As Edward R. Schmitt demonstrates, Kennedy’s concern with the problem of poverty was not new. Although critics at the time accused him of opportunistically veering left in order to outflank an unpopular president, a closer look at the historical record reveals a steady evolution rather than a dramatic shift in his politics. From the critical West Virginia primary in his brother’s 1960 presidential campaign through the public debate triggered by the publication of Michael Harrington’s The Other America to his embrace of LBJ’s war on poverty, Kennedy became increasingly engaged with the plight of the poor and disenfranchised in America.
According to Schmitt, Kennedy’s approach to the problem, although fueled by moral outrage, was primarily political. First as attorney general and later as senator from New York, he reached out not only to those on the margins of American society, but also to business leaders and political elites who recognized the threat poverty posed to the nation’s long-term stability. Guided by a communitarian vision of government, he believed that a coalition of the powerful and the powerless could strengthen local communities and link them in to a new form of American federalism. Even though that vision was never realized, President of the Other America provides a revealing glimpse of the kind of president Robert Kennedy might have been.

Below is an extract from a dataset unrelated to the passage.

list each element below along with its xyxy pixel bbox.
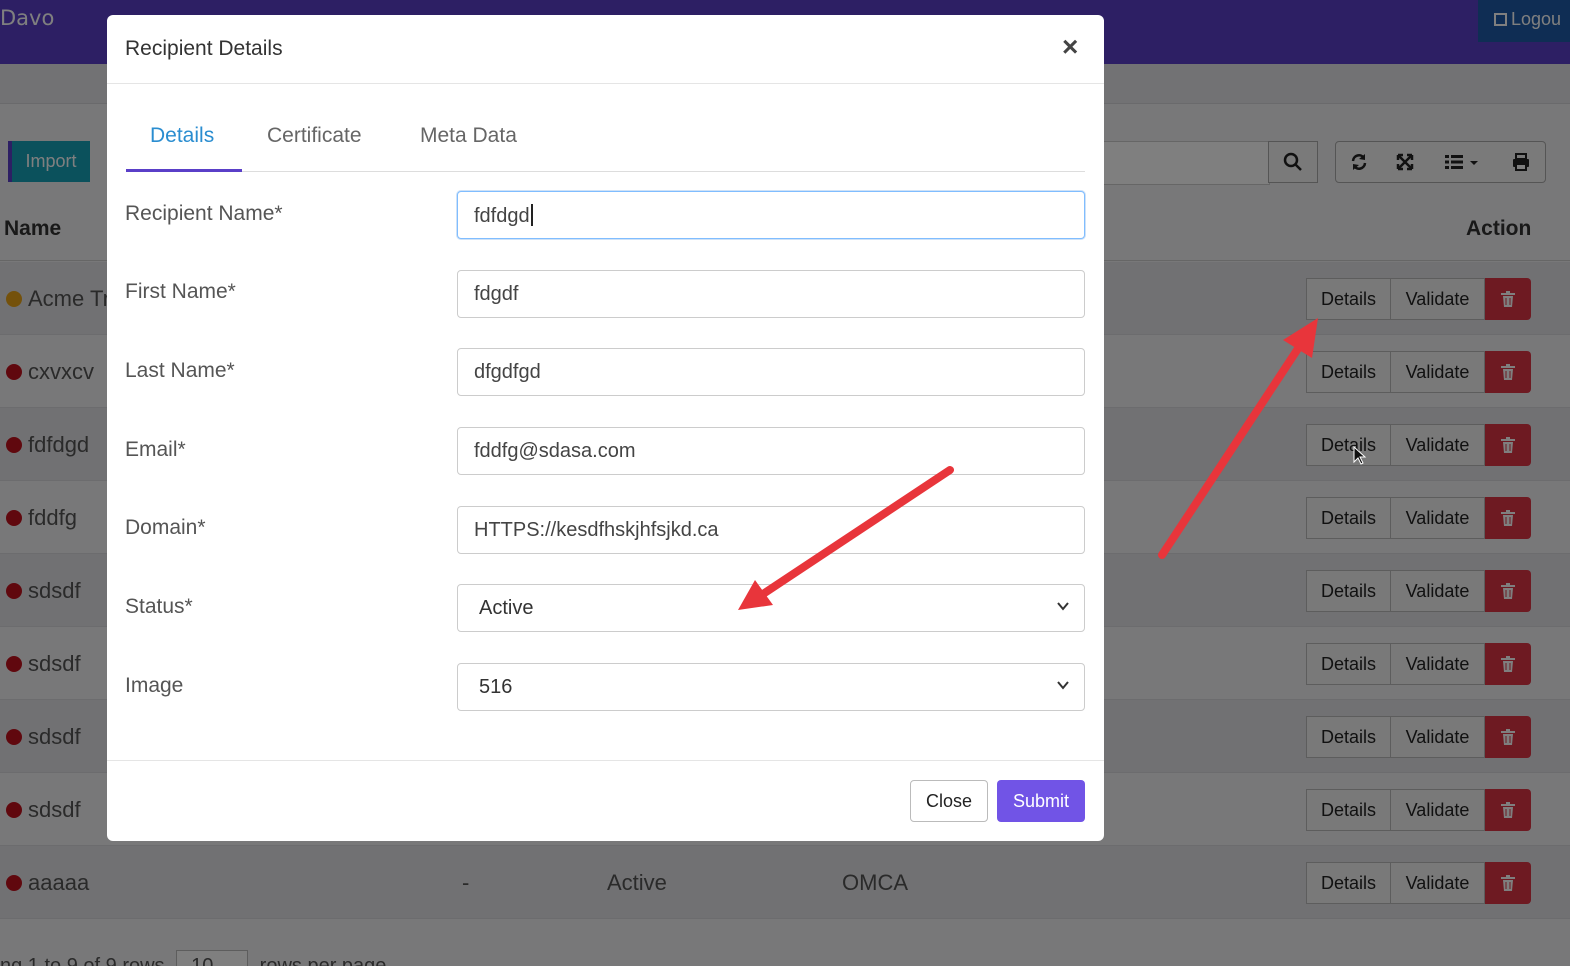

“Schmitt offers an inside view of the problem of poverty, a look at how Robert Kennedy organized various political, social, and business elites around programs and special initiatives that he endorsed or, with help, originated. His carefully drawn and resourceful reconstruction of RFK’s intellectual and emotional journey makes an important contribution, as does his notion that Kennedy’s strategic vision placed him firmly in the camp of communitarian thinkers.”